Cauthen met Beck, whose father was Bill Whitbeck, long-time Robert Earl Keen bass player, in San Marcos, Texas in 2009.

They got to know each other at a regular local songwriter's night series at Cheatham Street Warehouse.

Beck gave deejay Jessie Scott their demo, who gave their demo to manager Marty Schwartz, who came out of retirement to manage the duo.

The band was initially called Beck & Cauthen but they later changed the name of the band to be Sons of Fathers when musician Beck sent a cease and desist letter.

Sons of Fathers featured Beck on the upright bass and Cauthen on guitar, with both singing vocals.

2011

Both their 2011 and 2013 Sons of Fathers records, the self-titled Sons of Fathers and Burning Days, were produced by Lloyd Maines.

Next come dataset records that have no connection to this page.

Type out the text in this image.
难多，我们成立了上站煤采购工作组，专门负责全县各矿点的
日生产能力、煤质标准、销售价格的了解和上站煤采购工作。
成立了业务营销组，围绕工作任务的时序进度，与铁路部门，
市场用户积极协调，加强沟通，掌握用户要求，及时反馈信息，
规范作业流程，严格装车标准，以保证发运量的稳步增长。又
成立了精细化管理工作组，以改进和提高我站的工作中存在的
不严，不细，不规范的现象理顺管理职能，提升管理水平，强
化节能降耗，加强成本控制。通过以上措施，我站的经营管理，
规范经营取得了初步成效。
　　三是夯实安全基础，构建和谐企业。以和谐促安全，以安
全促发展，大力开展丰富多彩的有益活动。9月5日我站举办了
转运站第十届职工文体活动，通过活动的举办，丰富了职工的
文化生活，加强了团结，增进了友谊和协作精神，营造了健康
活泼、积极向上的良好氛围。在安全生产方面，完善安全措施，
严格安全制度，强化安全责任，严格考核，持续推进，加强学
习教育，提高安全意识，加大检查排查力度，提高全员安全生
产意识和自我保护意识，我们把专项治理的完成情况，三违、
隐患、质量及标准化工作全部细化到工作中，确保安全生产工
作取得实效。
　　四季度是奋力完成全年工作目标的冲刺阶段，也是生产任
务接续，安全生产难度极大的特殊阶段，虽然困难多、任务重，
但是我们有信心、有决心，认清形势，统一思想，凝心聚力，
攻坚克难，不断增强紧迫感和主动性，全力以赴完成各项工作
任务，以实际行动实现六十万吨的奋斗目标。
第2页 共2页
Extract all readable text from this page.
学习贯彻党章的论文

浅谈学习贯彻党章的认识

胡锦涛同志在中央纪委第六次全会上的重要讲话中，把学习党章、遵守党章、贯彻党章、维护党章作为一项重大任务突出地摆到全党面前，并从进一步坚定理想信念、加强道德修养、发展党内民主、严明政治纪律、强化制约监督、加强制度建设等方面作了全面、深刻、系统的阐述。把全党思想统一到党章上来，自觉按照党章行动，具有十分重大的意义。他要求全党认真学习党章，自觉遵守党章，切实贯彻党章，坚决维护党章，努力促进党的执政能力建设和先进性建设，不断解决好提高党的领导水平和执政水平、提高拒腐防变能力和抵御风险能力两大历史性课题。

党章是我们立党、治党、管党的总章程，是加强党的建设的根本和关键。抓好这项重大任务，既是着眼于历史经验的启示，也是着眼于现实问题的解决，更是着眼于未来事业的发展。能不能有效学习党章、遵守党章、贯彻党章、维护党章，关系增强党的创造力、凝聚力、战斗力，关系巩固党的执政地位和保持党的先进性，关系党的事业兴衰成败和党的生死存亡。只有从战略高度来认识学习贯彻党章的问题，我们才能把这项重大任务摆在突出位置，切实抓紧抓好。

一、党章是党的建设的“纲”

Burning Days featured Regan Schmidt on lap steel/electric guitar, Dees Stribling on drums, Bryan Mammel on keyboards/accordion, Tony Browne on guitar/mandolin.

The record also features Maines on pedal steel and Corby Schaub on guitar.

The duo also had a studio called Fast Horse Studios where they produced records by local bands like Canvas People, Carson McHone, Luke Bell, Pake Rossi, and others.

2014

In April 2014, after five years together, the Sons of Fathers broke up.

Cauthen cited differing musical focuses.

2016

In 2016, in a shift from singing as a duo to lead vocals, Cauthen released his first solo record called My Gospel on Lightning Rod Records.

Parts of the record were recorded in Muscle Shoals, Alabama and features the work of Los Angeles-based multi-instrumentalist, Gus Seyffert.

The song, "As Young As You'll Ever Be" is about the death of Cauthen's friend, the San Marcos, Texas-based singer-songwriter Victor Holk.

My Gospel was listed as number 23 of Rolling Stone magazine's top 40 country records of 2016.

2018

In 2018, Cauthen released the EP, Have Mercy.

The EP, recorded live at Modern Electric in Dallas, was produced by Beau Bedford, whose band the Texas Gentlemen appears on the record.

A notable song off the EP was the opening track, "Everybody Walking This Land", which calls out hate and complicit racism.

That song, "Everybody Walking This Land", was used in the end credits to the season 2 opener of the Starz network TV show, American Gods.

On June 22, 2018, Cauthen made his Grand Ole Opry debut as a solo artist.

Cauthen had previously played the Opry twice with Sons of Fathers.

2019

In 2019, Cauthen released his second solo record called Room 41.

At one point Cauthen considered calling the record Holy Ghost Fire after that track on the album, but eventually settled on Room 41.